Eine wunderbare Reise durch die Zeit und eine (ehemals) geteilte Stadt
Bildbände sind für mich immer kleine Reisen. Ob zu Orten oder Zeiten, emotional befinde ich mich dann einfach nicht mehr im Hier und Jetzt. Ich liebe es, die jeweils aktuelle Mode in Kleidung und Frisuren ...
Bildbände sind für mich immer kleine Reisen. Ob zu Orten oder Zeiten, emotional befinde ich mich dann einfach nicht mehr im Hier und Jetzt. Ich liebe es, die jeweils aktuelle Mode in Kleidung und Frisuren zu betrachten, Prallelen zu sehen, Dinge wiederkommen zu sehen oder anderen Dingen quasi auch nachzutrauern.
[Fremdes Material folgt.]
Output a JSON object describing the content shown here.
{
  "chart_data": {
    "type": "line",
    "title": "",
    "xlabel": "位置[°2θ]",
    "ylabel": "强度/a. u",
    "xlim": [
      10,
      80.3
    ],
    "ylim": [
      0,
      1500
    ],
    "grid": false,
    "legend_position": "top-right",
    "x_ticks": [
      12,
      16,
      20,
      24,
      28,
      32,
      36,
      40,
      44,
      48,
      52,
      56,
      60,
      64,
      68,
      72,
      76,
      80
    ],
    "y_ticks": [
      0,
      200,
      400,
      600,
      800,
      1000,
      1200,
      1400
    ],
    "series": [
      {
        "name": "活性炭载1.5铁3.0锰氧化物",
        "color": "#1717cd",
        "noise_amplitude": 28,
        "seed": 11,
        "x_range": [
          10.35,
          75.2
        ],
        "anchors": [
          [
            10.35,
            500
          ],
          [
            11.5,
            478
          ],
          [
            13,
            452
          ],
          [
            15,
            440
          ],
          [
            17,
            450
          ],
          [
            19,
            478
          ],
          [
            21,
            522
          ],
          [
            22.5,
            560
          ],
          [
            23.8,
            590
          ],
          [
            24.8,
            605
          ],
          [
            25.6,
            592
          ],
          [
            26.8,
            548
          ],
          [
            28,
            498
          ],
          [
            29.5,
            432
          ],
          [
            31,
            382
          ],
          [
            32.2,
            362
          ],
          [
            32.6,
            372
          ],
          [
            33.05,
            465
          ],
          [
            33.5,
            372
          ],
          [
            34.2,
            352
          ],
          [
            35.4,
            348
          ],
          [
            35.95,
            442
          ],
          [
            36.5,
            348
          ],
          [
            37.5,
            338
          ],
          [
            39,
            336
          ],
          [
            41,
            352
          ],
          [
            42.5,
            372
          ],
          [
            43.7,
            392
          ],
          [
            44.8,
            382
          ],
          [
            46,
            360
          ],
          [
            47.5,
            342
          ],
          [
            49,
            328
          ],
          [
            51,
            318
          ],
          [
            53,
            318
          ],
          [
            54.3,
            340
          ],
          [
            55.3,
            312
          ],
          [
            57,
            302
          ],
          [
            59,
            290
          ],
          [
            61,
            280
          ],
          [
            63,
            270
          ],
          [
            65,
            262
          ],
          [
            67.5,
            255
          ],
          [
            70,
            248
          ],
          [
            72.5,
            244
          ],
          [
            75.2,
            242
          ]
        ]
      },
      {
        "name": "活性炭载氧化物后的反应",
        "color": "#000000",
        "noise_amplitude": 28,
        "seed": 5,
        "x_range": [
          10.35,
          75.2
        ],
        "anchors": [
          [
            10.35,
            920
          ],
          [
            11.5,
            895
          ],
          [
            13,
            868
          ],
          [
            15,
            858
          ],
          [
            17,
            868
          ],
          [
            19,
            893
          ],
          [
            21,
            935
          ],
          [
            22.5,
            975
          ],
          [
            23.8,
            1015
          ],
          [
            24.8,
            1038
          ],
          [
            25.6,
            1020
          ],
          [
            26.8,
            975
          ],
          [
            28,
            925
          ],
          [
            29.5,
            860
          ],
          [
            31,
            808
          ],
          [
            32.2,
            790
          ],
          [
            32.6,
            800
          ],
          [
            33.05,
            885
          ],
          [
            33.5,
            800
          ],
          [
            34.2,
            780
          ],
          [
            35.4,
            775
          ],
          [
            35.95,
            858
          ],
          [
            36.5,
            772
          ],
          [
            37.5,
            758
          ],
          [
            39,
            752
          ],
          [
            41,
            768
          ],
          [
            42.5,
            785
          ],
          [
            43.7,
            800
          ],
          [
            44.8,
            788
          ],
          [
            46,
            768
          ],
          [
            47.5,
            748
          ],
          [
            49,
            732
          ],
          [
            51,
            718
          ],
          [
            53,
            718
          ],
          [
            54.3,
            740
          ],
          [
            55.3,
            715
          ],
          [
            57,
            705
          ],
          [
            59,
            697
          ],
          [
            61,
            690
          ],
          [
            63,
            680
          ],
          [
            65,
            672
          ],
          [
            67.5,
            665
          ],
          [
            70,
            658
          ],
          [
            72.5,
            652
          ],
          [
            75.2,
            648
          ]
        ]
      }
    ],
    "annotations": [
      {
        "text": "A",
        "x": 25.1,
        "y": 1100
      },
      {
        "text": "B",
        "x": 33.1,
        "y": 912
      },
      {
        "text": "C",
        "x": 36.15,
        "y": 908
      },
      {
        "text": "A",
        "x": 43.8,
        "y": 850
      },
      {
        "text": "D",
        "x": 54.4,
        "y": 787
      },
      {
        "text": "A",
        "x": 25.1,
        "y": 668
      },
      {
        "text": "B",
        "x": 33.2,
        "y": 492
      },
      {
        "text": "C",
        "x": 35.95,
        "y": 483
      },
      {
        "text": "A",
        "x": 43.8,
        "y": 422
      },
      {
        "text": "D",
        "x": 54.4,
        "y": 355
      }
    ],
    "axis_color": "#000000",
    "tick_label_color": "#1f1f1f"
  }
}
Im Bildband von Nelly Rau-Häring, der sich mit den „zwei Seiten Berlins“ befasst, sind so viele Dinge „versteckt“, die gar nicht ost-west-typisch sind, auch nicht berlintypisch, sondern einfach überall so waren. Gerade das geht mir nahe und zeigt mir, wie engstirnig der Mensch oft denkt und handelt. Dennoch ist es eine wunderbare Reise über vierzig Jahre hinweg durch Berlin, mit seinen Menschen, seinem Leben und seinen Problemen.
Die Fotos sind einfach großartig. Schon allein, wenn ich sehe, wie in einer Straße Auto an Auto steht und fast alle von ihren (1966 quasi ausschließlich männlichen Besitzern) liebevoll und im Anzug an einem Sonntag geputzt werden, geht mir das Herz auf. Auch der Plakatierer mit seinem Fahrrad – da geht mir das Herz auf! Lebensfreude, aber auch Frust; Ernst, aber auch Spaß; Eleganz, aber auch Lässigkeit; Kälte und Wärme – all das findet sich in den Bildern. Und sehr oft wundert man sich, dass das Bild nicht den Teil Berlins zeigt, den man zunächst vermutet hätte und auch im Jahrzehnt irrt man sich schnell.
Dass die Bilder überwiegend in Schwarzweiß sind, verstärkt diesen Effekt noch. Für mich sind sie aber auch gerade dadurch ausdrucksstärker. Mich persönlich lenken Farben oftmals ab. Die Schwarzweißbilder fokussieren auf das Wesentliche. Der Nikolaus vor dem Bestattungsinstitut ist in (blassen) Farben jedoch sehr effektvoll.
Die Bilder der Mauerreste, der „Zeit danach“ – sie stimmen einfach nachdenklich. Es ist schlicht schön, dass gewisse Dinge vorbei sind.
Das Interview ist sehr aufschlussreich und liest sich prima weg. Man hat fast das Gefühl, selbst mit Nelly Rau-Häring gesprochen zu haben. Auch das Vorwort ist absolut lesenswert und stimmt auf die anschließenden Bilder ein.
Einundvierzig Jahre existierte die Teilung und damit die Mauer und die DDR. Vor dreißig Jahren fiel die Mauer. Erstaunlich! Ich bin sehr beeindruckt und noch mehr begeistert von diesem Bildband, der völlig ohne Worte auskommt und doch so viel sagt. Dafür gebe ich die vollen fünf Sterne.